The Court criticized the city for adducing, as evidence of disparate
treatment, a comparison of the percentage of contracts awarded by
the city to minorities with the percentage of minorities in the
local population. The Court noted that while statistical comparisons
of the racial composition of an employer's workforce and the general
population may be probative of racial discrimination in entry level
positions, where, as here, special qualifications are necessary,
the relevant statistical pool "must be the number of minorities
qualified to undertake the particular task." The Court also
faulted the affirmative action eligibility of "Spanish-speaking,
Oriental, Eskimo and Aleut persons" from anywhere in the country,
finding a total absence of any evidence that such persons had suffered
discrimination in Richmond.
Further, the Court found that it was almost impossible to assess whether
the plan was narrowly tailored to remedy prior discrimination since it
was not linked to identified discrimination in any way. However, the Court
noted that there appeared to have been no consideration of race neutral
means to increase minority participation in city contracting and that
the 30 percent quota could not be said to be narrowly tailored to any
goal except racial balancing.
* No page numbers, Supreme Court Volumes not yet published.
Age Discrimination and the Bona Fide Occupational Qualification ("BFOQ")
Usery v. Tamiami Trail Tours, Inc., 531 F2d 224, 12 FEP 1233 (5th
Tamiami Trail Tours, Inc., an interstate and intrastate motor common
carrier of passengers and baggage, had a policy of refusing to consider
applications of individuals between the ages of 40 and 65 for initial
employment as intercity bus drivers. When challenged, Tamiami claimed
that the age requirement was a bona fide occupational qualification, an
affirmative defense under Section 4(f)(1) of the Age Discrimination in
Employment Act of 1967.
The Court reaffirmed that in order to successfully assert the BFOQ defense
the employer had the burden of proving that it had a factual basis for
believing, that all or substantially all members of the class excluded
by the qualification would be unable to perform safely and efficiently
the duties of the job involved.

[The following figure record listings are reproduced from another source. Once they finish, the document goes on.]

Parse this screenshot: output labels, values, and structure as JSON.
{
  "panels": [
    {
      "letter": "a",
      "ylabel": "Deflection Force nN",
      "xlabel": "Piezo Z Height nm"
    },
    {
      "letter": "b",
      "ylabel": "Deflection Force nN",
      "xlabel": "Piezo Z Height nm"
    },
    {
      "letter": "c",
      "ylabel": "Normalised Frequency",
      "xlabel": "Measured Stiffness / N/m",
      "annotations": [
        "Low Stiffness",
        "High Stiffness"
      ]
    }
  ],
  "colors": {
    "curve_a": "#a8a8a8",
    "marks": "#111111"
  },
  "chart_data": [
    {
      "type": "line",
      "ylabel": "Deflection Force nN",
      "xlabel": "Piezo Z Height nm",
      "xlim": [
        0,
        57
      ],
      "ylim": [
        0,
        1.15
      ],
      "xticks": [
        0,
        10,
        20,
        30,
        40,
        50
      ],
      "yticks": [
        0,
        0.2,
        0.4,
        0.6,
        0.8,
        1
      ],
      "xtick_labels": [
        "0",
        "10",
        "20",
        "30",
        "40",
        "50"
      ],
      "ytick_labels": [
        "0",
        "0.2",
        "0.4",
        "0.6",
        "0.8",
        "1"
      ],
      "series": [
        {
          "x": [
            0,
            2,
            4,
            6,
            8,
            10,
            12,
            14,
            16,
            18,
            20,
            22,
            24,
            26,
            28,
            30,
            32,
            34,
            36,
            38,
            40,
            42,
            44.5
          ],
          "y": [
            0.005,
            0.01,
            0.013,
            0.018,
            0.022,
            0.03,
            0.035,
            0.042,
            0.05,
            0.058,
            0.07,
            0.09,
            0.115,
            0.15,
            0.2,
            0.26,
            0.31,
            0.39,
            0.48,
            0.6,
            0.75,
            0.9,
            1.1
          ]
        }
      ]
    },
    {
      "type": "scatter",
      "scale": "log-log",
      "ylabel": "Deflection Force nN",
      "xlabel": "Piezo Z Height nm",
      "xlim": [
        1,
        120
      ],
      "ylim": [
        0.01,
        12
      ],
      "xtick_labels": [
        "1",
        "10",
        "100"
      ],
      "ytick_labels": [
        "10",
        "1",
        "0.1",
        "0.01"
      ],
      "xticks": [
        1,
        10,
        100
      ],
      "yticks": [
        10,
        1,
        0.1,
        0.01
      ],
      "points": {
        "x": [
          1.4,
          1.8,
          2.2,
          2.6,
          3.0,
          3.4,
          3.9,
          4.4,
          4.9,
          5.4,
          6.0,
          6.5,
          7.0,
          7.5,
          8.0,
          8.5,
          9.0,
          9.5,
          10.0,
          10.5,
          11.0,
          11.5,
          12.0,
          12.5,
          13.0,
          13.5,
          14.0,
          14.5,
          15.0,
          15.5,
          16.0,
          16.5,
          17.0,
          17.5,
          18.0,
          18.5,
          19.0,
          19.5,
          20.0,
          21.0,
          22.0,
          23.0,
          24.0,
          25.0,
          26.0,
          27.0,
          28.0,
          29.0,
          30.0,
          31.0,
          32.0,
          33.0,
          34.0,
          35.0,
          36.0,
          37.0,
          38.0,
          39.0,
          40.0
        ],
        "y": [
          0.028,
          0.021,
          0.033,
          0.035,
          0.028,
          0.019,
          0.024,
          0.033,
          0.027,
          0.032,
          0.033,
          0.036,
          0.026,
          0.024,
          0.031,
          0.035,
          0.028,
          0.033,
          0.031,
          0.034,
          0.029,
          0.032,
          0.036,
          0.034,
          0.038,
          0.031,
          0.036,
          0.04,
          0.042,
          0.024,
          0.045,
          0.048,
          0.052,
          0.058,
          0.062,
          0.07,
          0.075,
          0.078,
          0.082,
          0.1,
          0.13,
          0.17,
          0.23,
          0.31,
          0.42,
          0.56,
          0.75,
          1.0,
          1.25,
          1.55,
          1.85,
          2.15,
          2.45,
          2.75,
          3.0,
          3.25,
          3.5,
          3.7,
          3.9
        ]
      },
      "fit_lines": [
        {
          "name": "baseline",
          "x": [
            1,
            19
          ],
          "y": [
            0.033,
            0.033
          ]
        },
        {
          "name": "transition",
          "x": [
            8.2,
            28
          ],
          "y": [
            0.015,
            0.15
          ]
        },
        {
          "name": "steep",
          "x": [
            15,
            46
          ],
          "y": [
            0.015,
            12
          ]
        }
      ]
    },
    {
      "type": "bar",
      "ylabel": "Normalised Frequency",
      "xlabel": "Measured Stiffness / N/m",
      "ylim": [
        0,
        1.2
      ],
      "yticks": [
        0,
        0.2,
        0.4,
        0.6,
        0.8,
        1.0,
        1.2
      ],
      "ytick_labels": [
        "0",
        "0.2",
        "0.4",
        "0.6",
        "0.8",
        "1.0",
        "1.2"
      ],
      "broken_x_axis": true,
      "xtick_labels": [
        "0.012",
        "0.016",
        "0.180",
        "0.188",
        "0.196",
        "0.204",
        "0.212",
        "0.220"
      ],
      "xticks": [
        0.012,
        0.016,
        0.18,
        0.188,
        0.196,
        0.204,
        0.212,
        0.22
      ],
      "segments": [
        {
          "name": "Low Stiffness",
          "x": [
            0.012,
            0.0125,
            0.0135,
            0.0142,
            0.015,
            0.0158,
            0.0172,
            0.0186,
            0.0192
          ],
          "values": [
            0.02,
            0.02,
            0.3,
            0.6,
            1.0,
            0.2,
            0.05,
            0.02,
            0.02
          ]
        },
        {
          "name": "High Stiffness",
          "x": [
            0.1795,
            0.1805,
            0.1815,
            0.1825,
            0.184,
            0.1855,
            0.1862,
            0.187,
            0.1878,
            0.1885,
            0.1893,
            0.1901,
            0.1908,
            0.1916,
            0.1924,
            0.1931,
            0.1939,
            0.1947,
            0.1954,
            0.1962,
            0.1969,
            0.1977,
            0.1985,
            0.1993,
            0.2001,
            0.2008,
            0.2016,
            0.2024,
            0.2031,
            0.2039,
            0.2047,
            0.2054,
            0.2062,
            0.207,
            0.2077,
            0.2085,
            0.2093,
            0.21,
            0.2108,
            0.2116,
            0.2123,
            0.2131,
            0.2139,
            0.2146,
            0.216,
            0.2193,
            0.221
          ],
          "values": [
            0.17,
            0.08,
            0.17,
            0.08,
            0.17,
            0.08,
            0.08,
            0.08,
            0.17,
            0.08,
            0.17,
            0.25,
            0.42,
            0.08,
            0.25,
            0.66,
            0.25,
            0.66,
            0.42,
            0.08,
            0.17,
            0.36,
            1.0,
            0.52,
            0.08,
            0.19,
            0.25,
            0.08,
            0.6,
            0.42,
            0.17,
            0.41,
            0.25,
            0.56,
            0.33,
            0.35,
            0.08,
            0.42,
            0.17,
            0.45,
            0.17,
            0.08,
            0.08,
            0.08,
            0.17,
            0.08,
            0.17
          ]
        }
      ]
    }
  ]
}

If it cannot show this, an employer may
apply a reasonable general rule if it can demonstrate that it is impossible
or highly impractical to deal with people on an individual basis, that
is, there is no practical way to differentiate the qualified from the
unqualified applicants in the class.
The second element of the employer's defense is "to show that the
qualification is 'reasonably necessary' to the operation of the business";
that the "essence" of the business would be undermined by hiring
individuals in the excluded group.
Discrimination on the Basis of a Handicap
Southeastern Community College v Davis, 442 US 397 (1979)

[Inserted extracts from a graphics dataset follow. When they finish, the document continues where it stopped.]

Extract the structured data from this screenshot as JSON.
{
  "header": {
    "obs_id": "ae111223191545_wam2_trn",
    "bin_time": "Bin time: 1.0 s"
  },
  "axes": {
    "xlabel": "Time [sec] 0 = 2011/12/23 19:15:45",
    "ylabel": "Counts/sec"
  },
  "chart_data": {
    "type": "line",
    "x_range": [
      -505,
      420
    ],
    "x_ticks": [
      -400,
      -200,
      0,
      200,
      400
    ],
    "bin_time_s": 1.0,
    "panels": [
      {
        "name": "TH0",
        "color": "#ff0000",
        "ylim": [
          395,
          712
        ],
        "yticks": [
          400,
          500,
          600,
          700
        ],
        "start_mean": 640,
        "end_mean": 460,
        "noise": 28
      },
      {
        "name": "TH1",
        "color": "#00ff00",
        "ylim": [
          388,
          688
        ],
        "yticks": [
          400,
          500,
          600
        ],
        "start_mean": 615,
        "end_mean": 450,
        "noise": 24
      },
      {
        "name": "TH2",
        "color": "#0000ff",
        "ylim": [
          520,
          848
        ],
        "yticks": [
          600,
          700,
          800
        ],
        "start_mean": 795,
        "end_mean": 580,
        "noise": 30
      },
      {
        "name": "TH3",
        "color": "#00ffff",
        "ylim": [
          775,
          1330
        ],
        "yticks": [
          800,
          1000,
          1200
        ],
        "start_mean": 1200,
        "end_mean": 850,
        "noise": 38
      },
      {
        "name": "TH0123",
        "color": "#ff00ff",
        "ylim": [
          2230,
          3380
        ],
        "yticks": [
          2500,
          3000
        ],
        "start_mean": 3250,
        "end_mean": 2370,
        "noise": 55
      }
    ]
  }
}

Francis B. Davis, a licensed practical nurse with a serious hearing disability,
was denied admission to the nursing program of Southeastern Community
College to study to become a registered nurse. The College receives federal
funds. Ms. Davis' application was rejected because the college believed
that her hearing disability made it impossible for her to participate
safely in the normal clinical training program or to care safely for patients.
Ms. Davis filed suit against the college alleging a violation of Section
504 of the Rehabilitation Act of 1973, as amended, which prohibits
discrimination against "an otherwise qualified handicapped
individual" in federally funded programs "solely by reason
of his handicap."
The Court held that Section 504, by its terms, prohibits assumption of
an inability to function in a particular context on the basis of an individual's
handicap. An otherwise qualified handicapped person is one who is able
to meet all of a program's requirements, including legitimate necessary
physical requirements, in spite of his or her handicap.
The Court further held that Section 504 does not impose an affirmative
action obligation on State agencies; Section 504 imposes no requirement
on educational institutions to lower or to effect substantial modifications
of standards to accommodate a handicapped person. The Court noted, however,
that situations may arise where a refusal to modify an existing program
might become unreasonable and discriminatory.